SRGC conference award applications are reviewed on a rolling basis throughout the fiscal year, with awards announced every two months. Awards range from $300 to $1,200. SRGC research awards are awarded on a quarterly basis, and are reviewed by a peer research review committee. Award amounts range from $300 to $1,200, with a limited number of $1,500 awards available to dissertators for international research travel.
For more information on SRGC awards, including detailed eligibility, application instructions, and frequently asked questions, visit grad.wisc.edu/funding/grants-competition. Students can apply for SRGC awards multiple times but can only receive one award per fiscal year.
Students weigh in on the impact of SRGC
SRGC awards support student travel for research or to present at a conference. Here are two grad students’ stories about how their SRGC-supported travel made an impact on their professional development and research.
Brandon Taitt, Conference Presentation Funds
Taitt attended the 255th National American Chemical Society meeting in New Orleans, Louisiana. It was the first chemistry-related conference of his career, and he gave a presentation on his research to an audience of fellow scientists.

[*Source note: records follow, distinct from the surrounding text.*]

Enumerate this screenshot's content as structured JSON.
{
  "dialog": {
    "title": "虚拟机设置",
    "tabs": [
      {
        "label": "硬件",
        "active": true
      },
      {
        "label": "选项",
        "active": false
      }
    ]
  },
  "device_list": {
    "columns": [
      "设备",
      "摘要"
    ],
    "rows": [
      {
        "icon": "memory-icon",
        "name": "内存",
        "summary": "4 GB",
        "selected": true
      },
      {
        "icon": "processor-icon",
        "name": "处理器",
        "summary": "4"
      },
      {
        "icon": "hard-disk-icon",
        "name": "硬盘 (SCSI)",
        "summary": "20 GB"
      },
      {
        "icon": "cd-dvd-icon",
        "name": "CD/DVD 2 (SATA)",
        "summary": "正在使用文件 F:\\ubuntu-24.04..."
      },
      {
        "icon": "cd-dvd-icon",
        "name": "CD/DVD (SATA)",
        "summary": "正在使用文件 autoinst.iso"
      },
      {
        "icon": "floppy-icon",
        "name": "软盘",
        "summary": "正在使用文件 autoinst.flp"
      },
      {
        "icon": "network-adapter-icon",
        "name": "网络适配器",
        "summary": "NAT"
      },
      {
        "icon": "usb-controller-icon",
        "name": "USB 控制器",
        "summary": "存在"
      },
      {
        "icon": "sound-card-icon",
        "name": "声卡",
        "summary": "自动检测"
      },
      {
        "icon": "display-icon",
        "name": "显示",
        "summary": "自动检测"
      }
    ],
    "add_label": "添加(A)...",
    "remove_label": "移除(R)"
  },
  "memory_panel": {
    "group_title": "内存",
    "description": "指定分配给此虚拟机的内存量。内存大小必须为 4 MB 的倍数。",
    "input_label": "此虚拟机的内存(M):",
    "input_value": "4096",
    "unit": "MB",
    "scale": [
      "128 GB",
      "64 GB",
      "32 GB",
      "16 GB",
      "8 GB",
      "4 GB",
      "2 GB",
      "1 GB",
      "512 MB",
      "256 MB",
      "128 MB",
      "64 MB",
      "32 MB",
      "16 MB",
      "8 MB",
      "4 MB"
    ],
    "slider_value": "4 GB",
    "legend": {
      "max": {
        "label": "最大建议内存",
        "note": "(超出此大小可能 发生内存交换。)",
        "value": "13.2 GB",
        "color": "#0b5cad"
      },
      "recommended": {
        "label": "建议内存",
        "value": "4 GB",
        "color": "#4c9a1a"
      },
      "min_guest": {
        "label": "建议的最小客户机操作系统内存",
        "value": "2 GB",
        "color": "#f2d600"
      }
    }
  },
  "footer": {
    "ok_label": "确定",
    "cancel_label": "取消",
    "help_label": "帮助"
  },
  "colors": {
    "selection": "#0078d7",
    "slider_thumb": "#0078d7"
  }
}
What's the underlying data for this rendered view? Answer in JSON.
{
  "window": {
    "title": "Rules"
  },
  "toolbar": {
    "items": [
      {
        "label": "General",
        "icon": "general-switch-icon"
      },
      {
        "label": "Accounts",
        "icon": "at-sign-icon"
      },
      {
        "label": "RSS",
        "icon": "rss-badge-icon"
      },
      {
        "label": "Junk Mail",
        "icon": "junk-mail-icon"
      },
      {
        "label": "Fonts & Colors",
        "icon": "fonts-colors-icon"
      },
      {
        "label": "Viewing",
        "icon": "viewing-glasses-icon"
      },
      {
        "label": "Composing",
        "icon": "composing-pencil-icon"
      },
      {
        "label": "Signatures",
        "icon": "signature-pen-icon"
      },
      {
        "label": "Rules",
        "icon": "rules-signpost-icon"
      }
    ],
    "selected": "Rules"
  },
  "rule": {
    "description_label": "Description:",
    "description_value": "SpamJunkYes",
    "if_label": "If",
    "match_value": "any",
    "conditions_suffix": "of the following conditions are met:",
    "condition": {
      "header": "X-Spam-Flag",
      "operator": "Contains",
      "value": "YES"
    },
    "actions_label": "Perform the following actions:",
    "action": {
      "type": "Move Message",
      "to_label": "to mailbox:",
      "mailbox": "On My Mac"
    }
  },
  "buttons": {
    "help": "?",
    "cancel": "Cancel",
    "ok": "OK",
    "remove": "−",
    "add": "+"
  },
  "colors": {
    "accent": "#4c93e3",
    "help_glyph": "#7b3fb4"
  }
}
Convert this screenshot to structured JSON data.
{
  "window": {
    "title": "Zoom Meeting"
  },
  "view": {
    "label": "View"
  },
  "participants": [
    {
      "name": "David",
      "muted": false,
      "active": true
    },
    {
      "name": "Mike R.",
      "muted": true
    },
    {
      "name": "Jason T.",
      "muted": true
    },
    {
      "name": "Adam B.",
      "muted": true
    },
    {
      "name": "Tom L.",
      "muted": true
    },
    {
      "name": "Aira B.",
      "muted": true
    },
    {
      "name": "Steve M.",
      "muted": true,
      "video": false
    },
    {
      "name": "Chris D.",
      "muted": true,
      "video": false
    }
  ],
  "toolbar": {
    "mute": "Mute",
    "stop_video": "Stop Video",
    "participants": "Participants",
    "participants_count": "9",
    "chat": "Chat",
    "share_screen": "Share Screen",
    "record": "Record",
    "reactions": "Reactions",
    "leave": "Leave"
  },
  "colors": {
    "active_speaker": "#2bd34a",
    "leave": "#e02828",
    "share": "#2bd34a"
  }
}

“This was my first professional presentation, and I learned a lot through the process of preparing and delivering the key concepts of my work in a way that was accessible to the general scientific community,” he said.
Attending the conference also helped him take steps toward developing his professional portfolio for networking and job seeking, as well as deepen his understanding of his field.
“Having the opportunity to be exposed to the wide variety of different approaches toward sustainable biomass conversion that exist in my field was encouraging and motivating,” Taitt said. “It also gave me a sense of greater context as to how my current work fits into the bigger picture of sustainability and green chemistry.”
J. Leigh Garcia, Research Travel Award
Garcia’s research took her to the U.S. and Mexico border in Texas. She visited historic sites and wildlife management areas and state parks that are popular border crossing areas for undocumented immigrants.
She also visited the Old Hidalgo Pump House Museum, the site of a border fence.
“I was able to walk right up to the Mexico-U.S. border wall to take photographs and sketches where immigrants are known to hide and wait for days at a time before climbing the border wall. Next to the border wall, I found two hand-made ladders with rope tied to them, evidence of unauthorized border crossings,” she said.
During her travels, Garcia also met with local organizations that work with undocumented immigrants, creating relationships that she is excited to further grow.
“My trip to the border has given me confidence to continue making work about undocumented immigration, as well as real-life experience in borderland terrain crossed by immigrants,” Garcia said.